Il manque d'air, le vieux bagnard. Paraît que c'est son vice, la culture de l'orchidée ; il venait de mettre au point une nouvelle espèce qu'il comptait offrir à la Reine Yvonne lors de son prochain voyage en France ! Il sanglote sur les fleurs coupées. Il injurie Marie-Marie et la traite de vandale, de fléau, d'Attila, de profane, d'orchidéicide ! La môme, ulcérée, finit par lui flanquer son précieux bouquet sur les genoux en clamant de sa voix de girouette :
— Oh, mince, râlez pas si fort, c'est jamais qu' d' l'herbe ! Non, viens, m'n' onc, allons chez les Chinois, je parie qu'on se marrera mieux qu'ici !
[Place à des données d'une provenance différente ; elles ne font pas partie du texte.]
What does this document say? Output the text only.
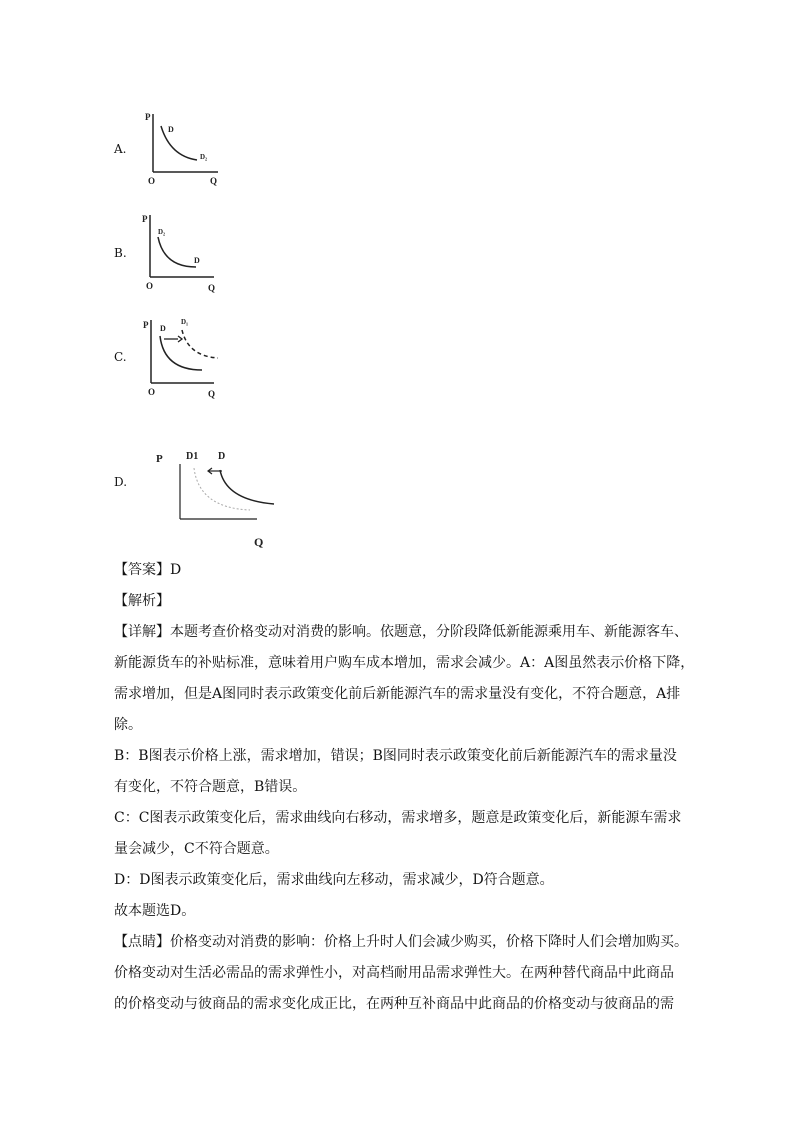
A.
P
O	Q
D
D₂
B.
P
O	Q
D₂
D
C.
P
O	Q
D
D₁
D.
P D1 D
Q
【答案】D
【解析】
【详解】本题考查价格变动对消费的影响。依题意，分阶段降低新能源乘用车、新能源客车、
新能源货车的补贴标准，意味着用户购车成本增加，需求会减少。A：A图虽然表示价格下降，
需求增加，但是A图同时表示政策变化前后新能源汽车的需求量没有变化，不符合题意，A排
除。
B：B图表示价格上涨，需求增加，错误；B图同时表示政策变化前后新能源汽车的需求量没
有变化，不符合题意，B错误。
C：C图表示政策变化后，需求曲线向右移动，需求增多，题意是政策变化后，新能源车需求
量会减少，C不符合题意。
D：D图表示政策变化后，需求曲线向左移动，需求减少，D符合题意。
故本题选D。
【点睛】价格变动对消费的影响：价格上升时人们会减少购买，价格下降时人们会增加购买。
价格变动对生活必需品的需求弹性小，对高档耐用品需求弹性大。在两种替代商品中此商品
的价格变动与彼商品的需求变化成正比，在两种互补商品中此商品的价格变动与彼商品的需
Hagard, le maitre de San Kriégar sort sans crier gare.
Je le laisse vaquer avec indifférence. J'ai hélas d'autres soucis en tronche que les orchidées royales.
— Premier problo à résoudre, dis-je. Planquer ces différents instruments, pour le bouton émetteur, c'est fastoche : on va le coudre à ton veston. Mais les berlingots et les boules nasales ? Car il n'est pas exclu qu'on vous fouille à l'arrivée…
— Oh, dis, nous z'en fais pas des bidons, glousse la pseudo-Natacha. Les boules 'de verre on va les mettre à la place des yeux de ma poupée, et les berlingots, je vas les placer dans la boite de bonbons que vot' patron m'a z'offert. Bougez pas, je fonce chercher Catherine dans ma chambre et on y changera ses mirettes !
Des ondes joyeuses flottent encore dans la pièce quand la môme a disparu…
— Elle est sidérante, ta nièce, Gros, déclaré-je. Franchement, je n'ai jamais encore rencontré une enfant pareille !
Sa Majesté prend une attitude dégagée.
— Ouais, je sais, dit-elle, du côté à Berthe, y sont presque aussi intelligents que chez les Bérurier.